Les coptes d'Egypte choisissent l'exil

Par Catherine Le Brech | Publié le 08/04/2013 à 13H29, mis à jour le 08/04/2013 à 13H30

Femmes coptes
Dans la cathédrale copte al-Abbassiya du Caire, en Egypte, le 7 avril 2013. Après les violences confessionnelles entre communautés copte et musulmane des jours précédents. © AFP PHOTO / KHALED DESOUKI

Alors que des violences confessionnelles entre musulmans et coptes ont fait deux morts et 89 blessés le 7 avril 2013 au Caire, les chrétiens d'Egypte s'exilent de plus en plus, notamment aux Etats-Unis. Un moyen pour eux de fuir les discriminations.

De violents affrontements se sont produits après les funérailles de quatre coptes, où des slogans anti-Morsi et son mouvement, les Frères musulmans, ont été lancés.

Ces chrétiens d'Orient, qui représentent de 6 à 10% des 84 millions d'Egyptiens, vivent au rythme des affrontements qui ont fait, depuis la chute du régime de Hosni Moubarak en février 2011, une cinquantaine de tués dans leur communauté.
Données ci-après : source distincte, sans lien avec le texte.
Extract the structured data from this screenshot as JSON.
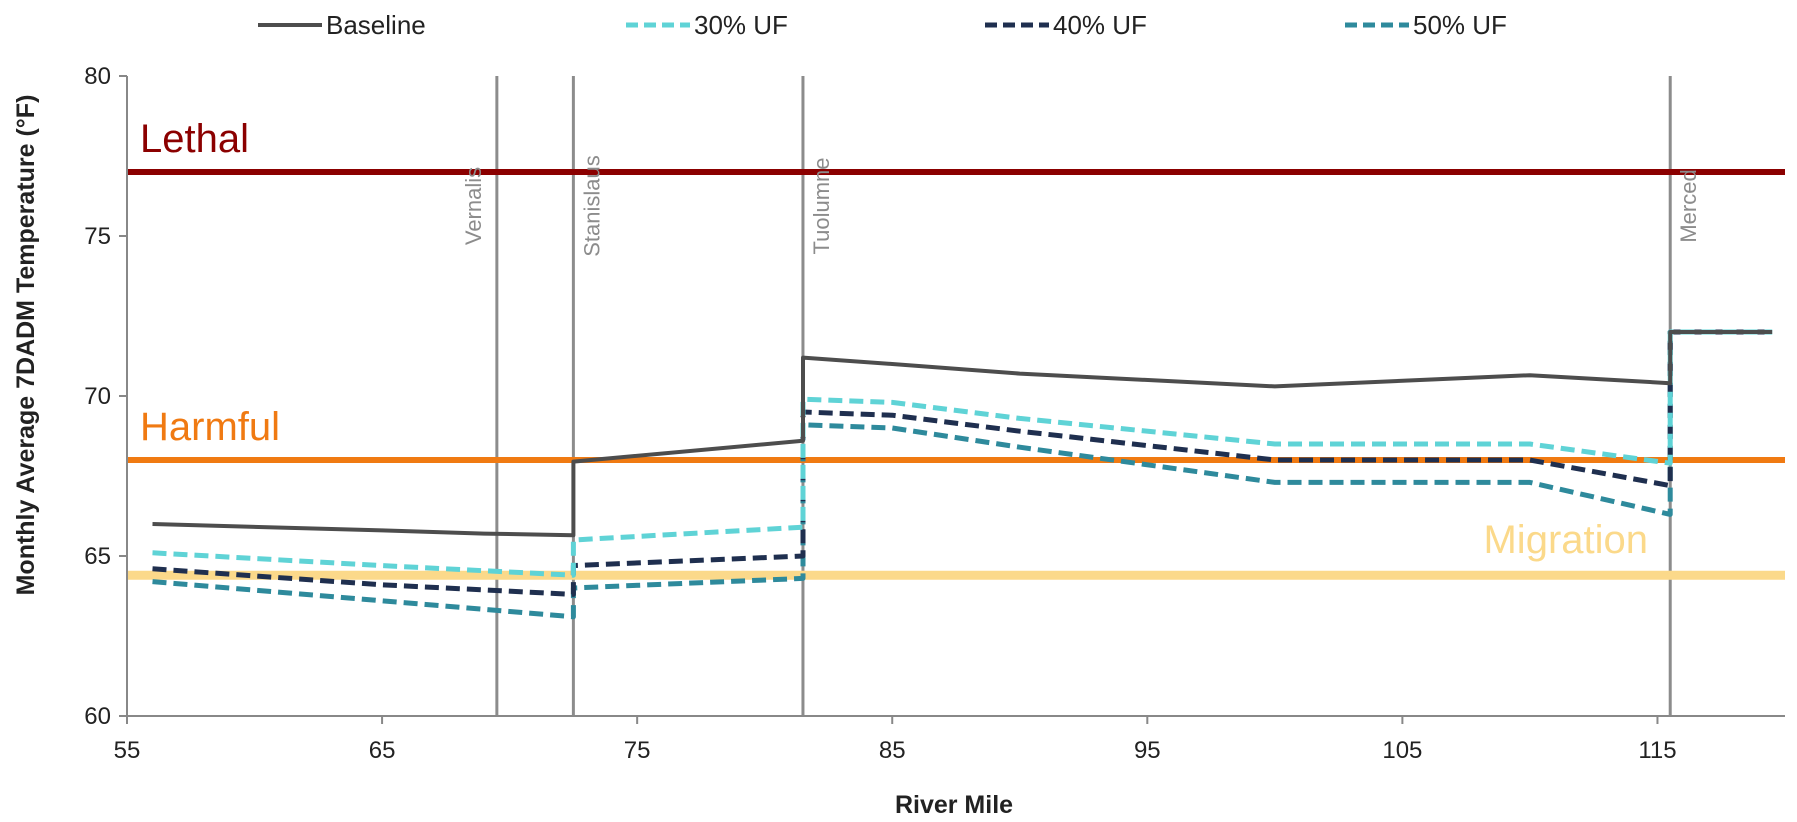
{
  "chart_data": {
    "type": "line",
    "xlabel": "River Mile",
    "ylabel": "Monthly Average 7DADM Temperature (°F)",
    "xlim": [
      55,
      120
    ],
    "ylim": [
      60,
      80
    ],
    "x_ticks": [
      55,
      65,
      75,
      85,
      95,
      105,
      115
    ],
    "y_ticks": [
      60,
      65,
      70,
      75,
      80
    ],
    "legend_position": "top",
    "colors": {
      "baseline": "#4d4d4d",
      "uf30": "#5fd3d6",
      "uf40": "#1f2f4f",
      "uf50": "#2e8a9c",
      "lethal": "#8b0000",
      "harmful": "#f07a12",
      "migration": "#fbd98a",
      "tributary": "#8c8c8c"
    },
    "series": [
      {
        "name": "Baseline",
        "key": "baseline",
        "points": [
          [
            56,
            66.0
          ],
          [
            65,
            65.8
          ],
          [
            69,
            65.7
          ],
          [
            72.5,
            65.65
          ],
          [
            72.5,
            67.95
          ],
          [
            81.5,
            68.6
          ],
          [
            81.5,
            71.2
          ],
          [
            85,
            71.0
          ],
          [
            90,
            70.7
          ],
          [
            100,
            70.3
          ],
          [
            110,
            70.65
          ],
          [
            115.5,
            70.4
          ],
          [
            115.5,
            72.0
          ],
          [
            119.5,
            72.0
          ]
        ]
      },
      {
        "name": "30% UF",
        "key": "uf30",
        "points": [
          [
            56,
            65.1
          ],
          [
            65,
            64.7
          ],
          [
            72.5,
            64.4
          ],
          [
            72.5,
            65.5
          ],
          [
            81.5,
            65.9
          ],
          [
            81.5,
            69.9
          ],
          [
            85,
            69.8
          ],
          [
            90,
            69.3
          ],
          [
            100,
            68.5
          ],
          [
            110,
            68.5
          ],
          [
            115.5,
            67.9
          ],
          [
            115.5,
            72.0
          ],
          [
            119.5,
            72.0
          ]
        ]
      },
      {
        "name": "40% UF",
        "key": "uf40",
        "points": [
          [
            56,
            64.6
          ],
          [
            65,
            64.1
          ],
          [
            72.5,
            63.8
          ],
          [
            72.5,
            64.7
          ],
          [
            81.5,
            65.0
          ],
          [
            81.5,
            69.5
          ],
          [
            85,
            69.4
          ],
          [
            90,
            68.9
          ],
          [
            100,
            68.0
          ],
          [
            110,
            68.0
          ],
          [
            115.5,
            67.2
          ],
          [
            115.5,
            72.0
          ],
          [
            119.5,
            72.0
          ]
        ]
      },
      {
        "name": "50% UF",
        "key": "uf50",
        "points": [
          [
            56,
            64.2
          ],
          [
            65,
            63.6
          ],
          [
            72.5,
            63.1
          ],
          [
            72.5,
            64.0
          ],
          [
            81.5,
            64.3
          ],
          [
            81.5,
            69.1
          ],
          [
            85,
            69.0
          ],
          [
            90,
            68.4
          ],
          [
            100,
            67.3
          ],
          [
            110,
            67.3
          ],
          [
            115.5,
            66.3
          ],
          [
            115.5,
            72.0
          ],
          [
            119.5,
            72.0
          ]
        ]
      }
    ],
    "thresholds": [
      {
        "label": "Lethal",
        "key": "lethal",
        "y": 77
      },
      {
        "label": "Harmful",
        "key": "harmful",
        "y": 68
      },
      {
        "label": "Migration",
        "key": "migration",
        "y": 64.4
      }
    ],
    "tributaries": [
      {
        "label": "Vernalis",
        "x": 69.5
      },
      {
        "label": "Stanislaus",
        "x": 72.5
      },
      {
        "label": "Tuolumne",
        "x": 81.5
      },
      {
        "label": "Merced",
        "x": 115.5
      }
    ]
  }
}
Marginalisés et peu représentés dans les instances gouvernementales et la haute fonction publique en Egypte, ils sont nombreux à émigrer pour échapper aux persécutions.

Ils ont notamment été désignés comme boucs-émissaires après la diffusion d'un film anti-islam qui avait mis le feu aux poudres dans le monde arabo-musulman en septembre 2012. Ses auteurs avaient été inspirés par un prêtre copte Zakaria Botros, connu pour ses positions fortement anti-musulmanes.

L'immigration comme planche de salut
Si des vagues de départ se sont succédées durant les années Moubarak (surtout dans les années 80-90), une des plus importantes a eu lieu après l'arrivée des Frères musulmans et de Mohammed Morsi au pouvoir en Egypte, en 2011. Le Wall Street Journal a évoqué le départ de 100.000 d'entre eux qui ont grossi les rangs de la diaspora aux Etats-Unis, évaluée avant leur arrivée à quelque 400.000 personnes.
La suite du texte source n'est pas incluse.